Eilrechtsschutz gegen Dublin-Überstellung wegen "Pushbacks" aus Kroatien:

Es liegen ernstzunehmende Anhaltspunkte dafür vor, dass das Asylverfahren und die Aufnahmebedingungen in Kroatien systemische Schwachstellen aufweisen, da es seit Langem und in erheblichem Umfang zu gewaltsamen "Pushbacks", dem gewaltsamen Abdrängen Geflüchteter über die kroatische Außengrenze nach Serbien oder Bosnien-Herzegowina, kommt.

(Leitsätze der Redaktion; unter Bezug auf: VG Braunschweig, Urteil vom 24.05.2022 - 2 A 26/22 - asyl.net: M30975)

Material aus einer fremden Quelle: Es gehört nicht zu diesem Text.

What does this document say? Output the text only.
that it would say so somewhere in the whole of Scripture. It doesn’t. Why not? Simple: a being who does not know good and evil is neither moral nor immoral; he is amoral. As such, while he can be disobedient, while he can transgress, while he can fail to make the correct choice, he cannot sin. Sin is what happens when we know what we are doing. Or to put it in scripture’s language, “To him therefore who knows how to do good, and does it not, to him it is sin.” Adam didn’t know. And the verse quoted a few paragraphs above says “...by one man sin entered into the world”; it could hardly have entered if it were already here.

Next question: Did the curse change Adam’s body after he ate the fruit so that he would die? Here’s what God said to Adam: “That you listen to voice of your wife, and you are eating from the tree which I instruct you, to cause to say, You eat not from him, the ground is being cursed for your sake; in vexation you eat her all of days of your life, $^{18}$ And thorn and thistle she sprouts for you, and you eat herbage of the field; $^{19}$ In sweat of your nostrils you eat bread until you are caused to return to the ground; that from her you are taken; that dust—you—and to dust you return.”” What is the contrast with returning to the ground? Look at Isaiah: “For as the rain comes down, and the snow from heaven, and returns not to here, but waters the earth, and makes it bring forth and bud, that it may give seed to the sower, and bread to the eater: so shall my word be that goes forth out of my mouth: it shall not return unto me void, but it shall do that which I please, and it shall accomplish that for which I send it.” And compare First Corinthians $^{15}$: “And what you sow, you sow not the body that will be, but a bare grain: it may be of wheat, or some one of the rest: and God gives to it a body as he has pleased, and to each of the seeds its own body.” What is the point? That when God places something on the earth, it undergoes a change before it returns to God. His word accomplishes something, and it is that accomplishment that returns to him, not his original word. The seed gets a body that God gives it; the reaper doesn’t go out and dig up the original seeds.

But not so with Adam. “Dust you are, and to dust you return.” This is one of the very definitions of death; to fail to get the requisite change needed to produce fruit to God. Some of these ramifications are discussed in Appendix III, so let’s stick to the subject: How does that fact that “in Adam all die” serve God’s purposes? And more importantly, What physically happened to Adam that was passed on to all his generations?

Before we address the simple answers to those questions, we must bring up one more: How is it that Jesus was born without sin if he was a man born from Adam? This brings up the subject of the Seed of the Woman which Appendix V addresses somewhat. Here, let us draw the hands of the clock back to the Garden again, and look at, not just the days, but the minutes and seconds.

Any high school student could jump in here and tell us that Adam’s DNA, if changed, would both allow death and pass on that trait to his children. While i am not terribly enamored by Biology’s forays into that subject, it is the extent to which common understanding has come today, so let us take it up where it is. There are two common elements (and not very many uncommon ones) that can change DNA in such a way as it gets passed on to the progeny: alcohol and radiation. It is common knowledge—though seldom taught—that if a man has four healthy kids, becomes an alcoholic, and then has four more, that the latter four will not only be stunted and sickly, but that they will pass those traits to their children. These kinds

Schlagwörter: Dublinverfahren, Kroatien, Push-Backs, systemische Mängel, unmenschliche oder erniedrigende Behandlung, Refoulement, EMRK, Kettenabschiebung, Polizei, Genfer Flüchtlingskonvention, Dublin III-Verordnung, Zurückschiebung, Zurückweisung, Non-Refoulement, Europäische Menschenrechtskonvention,
Normen: AsylG § 29 Abs. 1 Nr. 1, VO 604/2013 Art. 3 Abs. 2, EMRK Art. 3, GR-Charta Art. 4, GFK Art. 33 Abs. 1, AufenthG § 60 Abs. 5,
Auszüge:

[...]

Die Zuständigkeit Kroatiens ergibt sich grundsätzlich aus Art. 18 Abs. 1 Buchst. b der Verordnung (EU) Nr. 604/2013 des Europäischen Parlaments und des Rates vom 26.06.2013 zur Festlegung der Kriterien und Verfahren zur Bestimmung des Mitgliedsstaats, der für die Prüfung eines von einem Drittstaatsangehörigen oder Staatenlosen in einem Mitgliedsstaat gestellten Antrags auf internationalen Schutz zuständig ist (Dublin III-VO). [...]

Es bestehen jedoch erhebliche Anhaltspunkte dafür, dass die Zuständigkeit Kroatiens aus verfahrensbezogenen Gründen auf die Bundesrepublik Deutschland übergegangen ist.

Nach Art. 3 Abs. 2 UAbs. 2 Dublin III-VO setzt der die Zuständigkeit prüfende Mitgliedstaat die Prüfung der in Kapitel III vorgesehen Kriterien fort, um festzustellen, ob ein anderer Mitgliedstaat als zuständig bestimmt werden kann, wenn es sich als unmöglich erweist, einen Antragsteller an den zunächst als zuständig bestimmten Mitgliedstaat zu überstellen, da es wesentliche Gründe für die Annahme gibt, dass das Asylverfahren und die Aufnahmebedingungen für Antragsteller in diesem Mitgliedstaat systemische Schwachstellen aufweisen, die eine Gefahr einer unmenschlichen oder entwürdigenden Behandlung im Sinne des Art. 4 der Charta der Grundrechte der Europäischen Union (GRC) mit sich bringen.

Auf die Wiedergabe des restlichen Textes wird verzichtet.